By contrast, A Canticle for Leibowitz takes place over 1,200 years, and it makes you feel every one of them. Technology changes, fashions change, political factions change, but you can believe that the monastery and the Catholic Church endures, though Rome was nuked in the backstory. It's a very beautiful novel with strong themes of cyclical history and faith. The future imperfect stuff is fantastic; if you liked Scott Alexander's "The Witching Hour", you will love it.

Just do yourself a favor and never read the sequel.

I read that book and quite enjoyed it. Then read the author's afterword in which he details his experience on a bomber crew destroying the Benedictine Abbey at Monte Cassino in WW2. Nazi soldiers were using it as a fortress. It was a stone structure on a tall rocky section and was indeed a fortress.
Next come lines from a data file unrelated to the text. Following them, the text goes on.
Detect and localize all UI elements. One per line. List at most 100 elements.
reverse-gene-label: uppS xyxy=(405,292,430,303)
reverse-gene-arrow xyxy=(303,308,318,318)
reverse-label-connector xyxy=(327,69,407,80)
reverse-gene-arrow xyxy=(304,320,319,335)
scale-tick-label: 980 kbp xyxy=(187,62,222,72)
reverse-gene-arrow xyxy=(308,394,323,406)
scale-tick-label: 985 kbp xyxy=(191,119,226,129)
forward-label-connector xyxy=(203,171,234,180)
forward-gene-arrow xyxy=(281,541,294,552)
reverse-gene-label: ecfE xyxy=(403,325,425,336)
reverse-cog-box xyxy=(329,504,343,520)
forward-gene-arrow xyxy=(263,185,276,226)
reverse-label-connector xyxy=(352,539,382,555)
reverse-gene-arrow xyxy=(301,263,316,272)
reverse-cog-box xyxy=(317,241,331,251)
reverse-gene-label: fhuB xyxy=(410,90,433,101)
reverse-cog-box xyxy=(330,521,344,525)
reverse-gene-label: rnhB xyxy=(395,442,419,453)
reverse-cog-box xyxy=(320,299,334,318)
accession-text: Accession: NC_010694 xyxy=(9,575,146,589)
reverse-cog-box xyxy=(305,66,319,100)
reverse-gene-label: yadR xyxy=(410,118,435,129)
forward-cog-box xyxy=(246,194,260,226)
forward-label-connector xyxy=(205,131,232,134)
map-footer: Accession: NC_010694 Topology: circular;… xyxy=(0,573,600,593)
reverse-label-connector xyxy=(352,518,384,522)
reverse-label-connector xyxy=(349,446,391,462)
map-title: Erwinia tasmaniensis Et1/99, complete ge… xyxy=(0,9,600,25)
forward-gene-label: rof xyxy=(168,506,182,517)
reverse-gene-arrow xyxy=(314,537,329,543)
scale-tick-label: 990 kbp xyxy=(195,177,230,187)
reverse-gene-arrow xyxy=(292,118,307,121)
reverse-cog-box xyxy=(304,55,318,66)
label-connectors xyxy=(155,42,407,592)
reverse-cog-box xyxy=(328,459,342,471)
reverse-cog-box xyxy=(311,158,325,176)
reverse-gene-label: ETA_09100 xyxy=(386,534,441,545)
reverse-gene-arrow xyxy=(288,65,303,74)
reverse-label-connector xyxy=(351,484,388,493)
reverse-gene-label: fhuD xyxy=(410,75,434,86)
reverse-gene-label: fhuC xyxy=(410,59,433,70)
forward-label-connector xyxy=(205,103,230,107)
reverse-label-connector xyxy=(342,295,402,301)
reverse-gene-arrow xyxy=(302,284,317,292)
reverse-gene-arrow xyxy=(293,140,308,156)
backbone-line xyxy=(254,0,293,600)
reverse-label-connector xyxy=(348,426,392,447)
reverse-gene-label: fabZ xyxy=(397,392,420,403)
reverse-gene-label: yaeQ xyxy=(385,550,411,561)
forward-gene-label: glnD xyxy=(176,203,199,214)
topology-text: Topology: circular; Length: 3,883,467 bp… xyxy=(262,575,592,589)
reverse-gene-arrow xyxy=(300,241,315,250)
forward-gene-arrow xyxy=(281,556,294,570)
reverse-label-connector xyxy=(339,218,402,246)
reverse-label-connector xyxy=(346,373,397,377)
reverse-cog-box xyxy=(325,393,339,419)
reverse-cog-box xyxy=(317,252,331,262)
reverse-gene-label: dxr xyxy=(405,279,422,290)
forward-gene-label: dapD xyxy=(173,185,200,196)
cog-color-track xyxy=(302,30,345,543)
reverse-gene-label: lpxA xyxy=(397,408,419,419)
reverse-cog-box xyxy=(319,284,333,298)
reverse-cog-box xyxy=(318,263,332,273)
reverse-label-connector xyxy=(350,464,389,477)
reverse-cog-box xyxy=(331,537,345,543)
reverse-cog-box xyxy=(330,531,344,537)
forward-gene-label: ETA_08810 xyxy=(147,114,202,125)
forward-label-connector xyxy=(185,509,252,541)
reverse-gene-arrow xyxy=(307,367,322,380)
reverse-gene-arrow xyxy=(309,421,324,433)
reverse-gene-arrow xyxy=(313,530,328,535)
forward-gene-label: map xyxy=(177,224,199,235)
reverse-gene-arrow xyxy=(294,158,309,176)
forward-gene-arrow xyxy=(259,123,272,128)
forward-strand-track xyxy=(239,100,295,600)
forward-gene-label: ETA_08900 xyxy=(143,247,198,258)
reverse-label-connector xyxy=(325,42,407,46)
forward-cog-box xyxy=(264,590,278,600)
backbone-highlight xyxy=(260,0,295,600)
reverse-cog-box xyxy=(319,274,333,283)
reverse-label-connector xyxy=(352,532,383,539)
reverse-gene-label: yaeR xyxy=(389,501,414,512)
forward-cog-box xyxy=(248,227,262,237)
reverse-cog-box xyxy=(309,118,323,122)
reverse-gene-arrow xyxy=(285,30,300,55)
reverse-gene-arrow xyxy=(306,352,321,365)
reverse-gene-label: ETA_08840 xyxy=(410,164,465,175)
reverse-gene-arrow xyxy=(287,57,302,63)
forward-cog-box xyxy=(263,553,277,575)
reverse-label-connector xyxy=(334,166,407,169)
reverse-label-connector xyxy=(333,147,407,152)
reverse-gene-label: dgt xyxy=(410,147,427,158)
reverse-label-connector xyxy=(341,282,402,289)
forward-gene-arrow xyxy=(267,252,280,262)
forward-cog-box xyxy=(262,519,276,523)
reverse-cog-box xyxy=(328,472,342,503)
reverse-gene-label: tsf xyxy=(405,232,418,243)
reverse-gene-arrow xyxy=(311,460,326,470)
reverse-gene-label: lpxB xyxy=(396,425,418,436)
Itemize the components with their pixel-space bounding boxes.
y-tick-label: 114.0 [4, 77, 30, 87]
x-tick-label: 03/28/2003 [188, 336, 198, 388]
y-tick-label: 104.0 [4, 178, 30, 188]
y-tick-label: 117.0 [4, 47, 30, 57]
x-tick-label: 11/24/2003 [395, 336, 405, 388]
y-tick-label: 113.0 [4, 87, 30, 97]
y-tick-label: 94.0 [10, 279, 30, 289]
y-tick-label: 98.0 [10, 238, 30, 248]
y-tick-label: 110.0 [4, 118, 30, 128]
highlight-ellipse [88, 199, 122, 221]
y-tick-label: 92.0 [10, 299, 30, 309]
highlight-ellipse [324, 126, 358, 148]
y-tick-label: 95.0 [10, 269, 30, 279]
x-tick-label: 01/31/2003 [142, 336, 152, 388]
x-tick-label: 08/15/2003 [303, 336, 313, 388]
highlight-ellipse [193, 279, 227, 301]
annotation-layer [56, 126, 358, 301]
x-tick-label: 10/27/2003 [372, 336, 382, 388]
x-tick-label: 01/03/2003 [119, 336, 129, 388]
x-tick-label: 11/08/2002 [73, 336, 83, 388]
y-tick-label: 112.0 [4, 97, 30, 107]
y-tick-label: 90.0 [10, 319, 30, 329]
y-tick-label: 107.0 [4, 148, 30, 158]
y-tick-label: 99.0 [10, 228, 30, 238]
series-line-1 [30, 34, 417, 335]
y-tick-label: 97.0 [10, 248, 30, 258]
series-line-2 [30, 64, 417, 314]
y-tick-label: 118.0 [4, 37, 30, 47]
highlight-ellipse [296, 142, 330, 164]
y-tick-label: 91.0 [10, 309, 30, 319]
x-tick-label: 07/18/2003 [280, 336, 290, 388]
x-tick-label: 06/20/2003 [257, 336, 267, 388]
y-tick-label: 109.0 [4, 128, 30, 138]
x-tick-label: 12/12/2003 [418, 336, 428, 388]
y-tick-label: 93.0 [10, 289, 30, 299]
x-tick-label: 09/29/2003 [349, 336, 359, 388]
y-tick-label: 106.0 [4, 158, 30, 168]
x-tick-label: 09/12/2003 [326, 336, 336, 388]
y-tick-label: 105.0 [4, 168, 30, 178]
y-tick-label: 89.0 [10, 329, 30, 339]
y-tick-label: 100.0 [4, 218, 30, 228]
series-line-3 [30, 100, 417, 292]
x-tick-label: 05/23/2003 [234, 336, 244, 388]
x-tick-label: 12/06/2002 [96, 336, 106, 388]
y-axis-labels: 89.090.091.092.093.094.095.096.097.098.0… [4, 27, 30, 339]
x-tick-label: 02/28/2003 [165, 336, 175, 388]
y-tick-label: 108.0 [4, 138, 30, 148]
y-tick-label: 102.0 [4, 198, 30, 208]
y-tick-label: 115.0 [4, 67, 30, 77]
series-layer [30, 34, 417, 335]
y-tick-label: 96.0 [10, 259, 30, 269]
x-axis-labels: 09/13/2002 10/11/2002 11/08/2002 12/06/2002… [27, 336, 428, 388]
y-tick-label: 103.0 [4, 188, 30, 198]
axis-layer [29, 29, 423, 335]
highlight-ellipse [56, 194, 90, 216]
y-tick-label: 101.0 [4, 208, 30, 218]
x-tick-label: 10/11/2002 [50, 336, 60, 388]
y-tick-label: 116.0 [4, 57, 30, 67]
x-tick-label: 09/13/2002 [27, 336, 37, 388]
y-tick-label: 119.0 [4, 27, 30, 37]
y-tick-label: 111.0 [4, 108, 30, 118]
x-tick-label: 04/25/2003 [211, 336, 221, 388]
But a 1944 American bomber crew can easily wipe out a 1500 year old fortress by dropping bombs on it.

Turns out those Nazi soldiers had left earlier and war refugees were sheltered within. They accidentally massacred a bunch of noncombatants and destroyed the birthplace of the Benedictine order. Miller says he was reviewing the ending of the book and realized that the priest pinned beneath rubble and waiting for death was something he actually caused. What a finish to a great book.

I don't see any evidence that there were refugees in the Abbey, though it also seems that there probably weren't any german soldiers in there either.

Huh.

I recall him feeling bad about bombing those people. Googling a bit I see claims supporting this.

Didn't even know there was one, huh.

What’s up with the sequel? In general terms please, and spoilers so as not to ruin it for FtttG.

In addition to the other comments, the se-inter-quel also very much has a plot that goes absolutely nowhere. At least that's how I remember it, I read it in 2008 so some time has passed. Still, I do remember much more from other books I've read that year, so that might be a condemnation of its own.

It's just a really ugly book; one that represents a Walter M. Miller Jr. that had grown cynical and disappointed with the Church. It has none of the idealism and hope that characterized Canticle, and I'm not surprised that the author killed himself.

I mean, Canticle took place before Vatican II, and presumably the sequel was written when the church was at its ontological low point.

Yes, I see. Poor man. I thought he just had a sudden eruption of despair, I didn’t realise he’d lost hope to such an extent.

I’m going through the business of getting Confirmed at the moment and indeed the church is startlingly silly on many occasions but that doesn’t mean it’s worthless.

White Noise by Don DeLillo. Been wanting to read it ever since I saw the movie a while back, and it's pretty much what I hoped it would be as a book. Thus far (the airborne toxic event has just concluded for the curious), I'm impressed at how well the movie hews to the overall book, especially in tone.

God, I hated White Noise. "Wow, supermarkets are kind of weird and alienating huh?" Yes, Don, I suppose so. I don't think you needed to devote a quarter of your novel to making that point.

Really? I love supermarkets.

I love supermarkets, but I get DeLillo's point that they can be a bit weird if you approach them from a virgin point of view. But this point should have been made once.

People I knew who experienced western supermarkets with truly virgin eyes (coming e.g. from the USSR) seemed to not be alienated either.

Yeah, AFAICT people feel strongly about White Noise one way or the other. Me, I'm adoring it for the constant bloviating and overall absurdity, just as I did the movie. Probably doesn't hurt being old enough to actually remember the Eighties, either.